Millennials are often called the digital generation, but perhaps a lifetime online has taught them the importance of unplugging from time to time. A new survey finds that 49 percent of millennials are willing to leave their smartphone at home while on vacation but just 37 percent of people in their 40s and 50s said they would.
A digital safety-focused division of Intel called Intel Security, surveyed nearly 14,000 consumers between 21 and 54, about their digital habits while traveling. About 65 percent of participants defined “unplugging” as abstaining from any internet use and 50 percent said they were “unplugged” if they didn’t make any phone calls.
Here are a few highlights:
- 55 percent of participants said they wanted to unplug during vacation but failed to do so.
- 65 percent said traveling is more relaxing when they are able to unplug and 51 percent said unplugging allowed them to form stronger connections with their travel companions.
- 47 percent of men and 37 percent of women said they were willing to leave their phone at home while traveling.
- 68 percent said they check their email at least once a day, every day, while vacationing.
- Americans check their work email on vacation more than travelers from any other country.

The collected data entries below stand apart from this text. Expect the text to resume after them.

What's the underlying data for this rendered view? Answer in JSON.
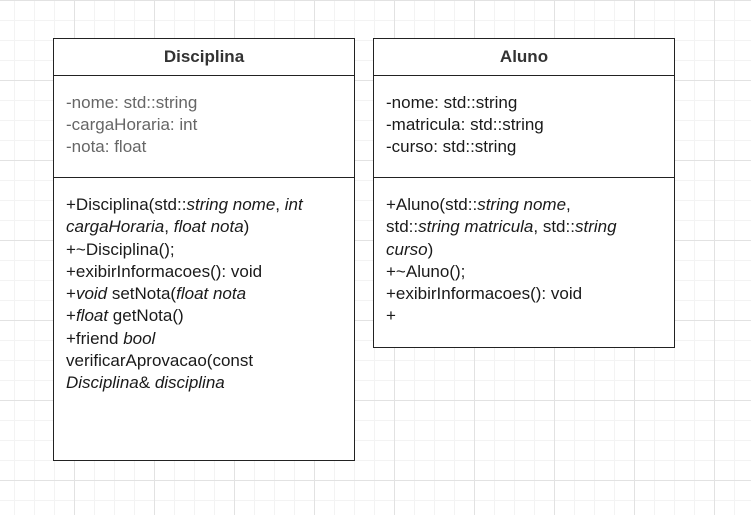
{
  "classes": {
    "disciplina": {
      "name": "Disciplina",
      "attributes": [
        "-nome: std::string",
        "-cargaHoraria: int",
        "-nota: float"
      ],
      "methods": {
        "m1": {
          "a": "+Disciplina(std::",
          "b": "string nome",
          "c": ", ",
          "d": "int"
        },
        "m2": {
          "a": "cargaHoraria",
          "b": ", ",
          "c": "float nota",
          "d": ")"
        },
        "m3": "+~Disciplina();",
        "m4": "+exibirInformacoes(): void",
        "m5": {
          "a": " +",
          "b": "void",
          "c": " setNota(",
          "d": "float nota"
        },
        "m6": {
          "a": "+",
          "b": "float",
          "c": " getNota()"
        },
        "m7": {
          "a": "+friend ",
          "b": "bool"
        },
        "m8": "verificarAprovacao(const",
        "m9": {
          "a": "Disciplina",
          "b": "& ",
          "c": "disciplina"
        }
      }
    },
    "aluno": {
      "name": "Aluno",
      "attributes": [
        "-nome: std::string",
        "-matricula: std::string",
        "-curso: std::string"
      ],
      "methods": {
        "m1": {
          "a": "+Aluno(std::",
          "b": "string nome",
          "c": ","
        },
        "m2": {
          "a": "std::",
          "b": "string matricula",
          "c": ", std::",
          "d": "string"
        },
        "m3": {
          "a": "curso",
          "b": ")"
        },
        "m4": "+~Aluno();",
        "m5": "+exibirInformacoes(): void",
        "m6": "+"
      }
    }
  }
}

The study was conducted to bring awareness to the potential security risks of accessing sensitive information while traveling. Intel Security specifically warns against posting to social media in busy travel hubs, like airports, publicizing specific information about your location, and connecting to unprotected Wi-Fi and Bluetooth devices. Though it may not help you meet your unplugging goals, the study also suggests monitoring bank accountings vigilantly while on vacation.